By : Robin Angus
June 24, 2014 11:00 AM
The undead may not be walking the streets, but the issue has taken on new resonance after the Centers for Disease Control and Prevention issued its now famous Zombie Apocalypse campaign.
Starting as a tongue-in-cheek approach to disaster planning, it has become an incredibly successful way of engaging both individuals and businesses about what to do in the event of an emergency.
CDC director Dr. Ali Khan comments: "If you are generally well equipped to deal with a zombie apocalypse you will be prepared for a hurricane, pandemic, earthquake or terrorist attack."
The same also applied for large disruptive events, such as the Commonwealth Games in Scotland or the World Cup in Brazil, both of which are taking place this summer and both of which will need proper planning. (Although as parts of the recent Zombie blockbuster "World War Z" with Brad Pitt were actually filmed in Glasgow, perhaps it was all part of the planning for the upcoming commonwealth games?)
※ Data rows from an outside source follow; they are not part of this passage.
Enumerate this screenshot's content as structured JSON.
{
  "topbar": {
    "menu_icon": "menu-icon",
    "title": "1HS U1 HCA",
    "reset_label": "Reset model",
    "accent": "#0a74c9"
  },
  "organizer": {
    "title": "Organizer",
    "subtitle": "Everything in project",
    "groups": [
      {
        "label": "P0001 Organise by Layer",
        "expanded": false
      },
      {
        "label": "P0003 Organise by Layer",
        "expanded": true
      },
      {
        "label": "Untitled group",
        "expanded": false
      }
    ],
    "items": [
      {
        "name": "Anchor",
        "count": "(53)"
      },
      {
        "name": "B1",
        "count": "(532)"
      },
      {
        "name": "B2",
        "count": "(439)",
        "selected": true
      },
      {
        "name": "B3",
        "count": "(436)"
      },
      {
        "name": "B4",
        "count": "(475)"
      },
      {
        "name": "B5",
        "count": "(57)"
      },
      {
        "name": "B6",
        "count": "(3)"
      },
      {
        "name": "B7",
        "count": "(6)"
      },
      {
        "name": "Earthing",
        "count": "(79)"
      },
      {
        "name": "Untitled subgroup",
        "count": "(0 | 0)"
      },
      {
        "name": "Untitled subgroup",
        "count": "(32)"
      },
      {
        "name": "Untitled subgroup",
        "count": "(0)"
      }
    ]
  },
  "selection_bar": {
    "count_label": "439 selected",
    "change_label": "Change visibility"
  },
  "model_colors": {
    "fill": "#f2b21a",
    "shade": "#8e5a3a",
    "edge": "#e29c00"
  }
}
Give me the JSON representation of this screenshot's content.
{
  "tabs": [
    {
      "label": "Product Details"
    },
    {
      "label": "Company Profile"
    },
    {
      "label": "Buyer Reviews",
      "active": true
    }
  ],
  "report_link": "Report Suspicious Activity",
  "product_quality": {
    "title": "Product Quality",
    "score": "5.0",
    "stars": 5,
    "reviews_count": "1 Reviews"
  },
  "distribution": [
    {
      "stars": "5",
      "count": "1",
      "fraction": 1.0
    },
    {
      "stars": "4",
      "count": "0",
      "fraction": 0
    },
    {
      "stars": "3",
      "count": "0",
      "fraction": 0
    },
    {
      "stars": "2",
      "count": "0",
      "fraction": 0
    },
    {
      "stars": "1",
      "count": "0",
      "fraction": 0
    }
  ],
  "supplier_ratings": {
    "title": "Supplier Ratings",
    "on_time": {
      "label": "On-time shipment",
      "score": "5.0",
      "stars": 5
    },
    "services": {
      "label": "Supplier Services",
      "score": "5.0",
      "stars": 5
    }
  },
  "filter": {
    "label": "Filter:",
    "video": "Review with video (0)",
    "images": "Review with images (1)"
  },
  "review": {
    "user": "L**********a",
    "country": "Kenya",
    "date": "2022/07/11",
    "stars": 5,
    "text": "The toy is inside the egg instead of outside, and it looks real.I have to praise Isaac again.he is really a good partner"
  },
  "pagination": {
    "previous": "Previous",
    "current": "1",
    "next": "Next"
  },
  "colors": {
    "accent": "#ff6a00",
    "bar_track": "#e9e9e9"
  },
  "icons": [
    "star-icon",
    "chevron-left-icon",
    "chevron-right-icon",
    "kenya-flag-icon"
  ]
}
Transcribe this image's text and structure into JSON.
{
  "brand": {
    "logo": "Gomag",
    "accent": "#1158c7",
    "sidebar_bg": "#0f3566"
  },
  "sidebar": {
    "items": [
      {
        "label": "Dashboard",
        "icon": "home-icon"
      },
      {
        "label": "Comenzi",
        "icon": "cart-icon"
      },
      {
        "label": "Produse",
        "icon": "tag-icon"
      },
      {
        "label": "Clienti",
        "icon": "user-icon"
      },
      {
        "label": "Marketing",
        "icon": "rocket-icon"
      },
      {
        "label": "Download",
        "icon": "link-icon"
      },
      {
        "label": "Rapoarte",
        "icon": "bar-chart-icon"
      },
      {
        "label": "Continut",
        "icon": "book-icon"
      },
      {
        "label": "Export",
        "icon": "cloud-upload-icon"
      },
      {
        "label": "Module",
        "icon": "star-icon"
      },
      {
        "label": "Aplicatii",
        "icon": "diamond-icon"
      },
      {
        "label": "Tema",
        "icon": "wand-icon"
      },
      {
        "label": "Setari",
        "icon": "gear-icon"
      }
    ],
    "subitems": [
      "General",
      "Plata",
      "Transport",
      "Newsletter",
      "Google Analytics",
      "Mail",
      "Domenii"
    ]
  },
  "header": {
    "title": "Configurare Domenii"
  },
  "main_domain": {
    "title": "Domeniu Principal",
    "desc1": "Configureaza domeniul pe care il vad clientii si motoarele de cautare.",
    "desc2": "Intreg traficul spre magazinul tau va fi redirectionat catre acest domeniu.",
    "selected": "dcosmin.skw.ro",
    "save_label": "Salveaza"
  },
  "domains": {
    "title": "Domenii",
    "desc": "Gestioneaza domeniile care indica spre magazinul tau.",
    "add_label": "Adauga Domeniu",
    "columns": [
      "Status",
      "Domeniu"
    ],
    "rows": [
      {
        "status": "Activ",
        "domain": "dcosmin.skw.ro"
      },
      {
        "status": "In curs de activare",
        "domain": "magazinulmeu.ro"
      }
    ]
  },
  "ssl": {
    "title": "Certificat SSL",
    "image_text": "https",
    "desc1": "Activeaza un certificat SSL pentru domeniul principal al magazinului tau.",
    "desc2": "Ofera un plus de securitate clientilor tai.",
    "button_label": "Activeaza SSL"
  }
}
The need to be prepared also goes for banks and other financial institutions. If the zombies are coming, there is a fair bet your ATMs are going to be drained of cash by fearful customers. If you’ve got a great cash management solution, it’s not that you really need to worry, but the concept raises questions about how a bank, or any other business, can prepare for the unexpected. This could be on a grand scale–global pandemic and financial meltdown–or it could be something a lot more mundane, but very disruptive to customers, like an ATM going out of action for a few hours on a busy Saturday during the holidays.
However, as much as the zombie apocalypse threat is thought-provoking, banks and other financial institutions need to lower their sights to the more pressing demands of cyber security.
Britain’s financial services sector was warned recently to up its game in relation to cyber attacks, after the Bank of England published the results of its simulated assault on markets. The Waking Shark II project, which modeled a concerted attack on the UK’s financial institutions, shows a lot more can be done.
For banks the issue around cyber security goes deeper as businesses in general are not prepared, meaning they could be allowing important financial data to be breached. One new study from the Economist Intelligence Unit found over a third of firms (38 per cent) do not have an incident response plan in place should a cyber attack take place. Just 17 per cent of companies globally even claim to be "fully prepared" for an online security incident. I wonder if we’d actually find more people are prepared for a zombie attack than a cyber attack?
So forget the zombies, the real disaster is in our unpreparedness for a major cyber attack. As the EIU report suggests, it’s a matter of when, not if, one occurs.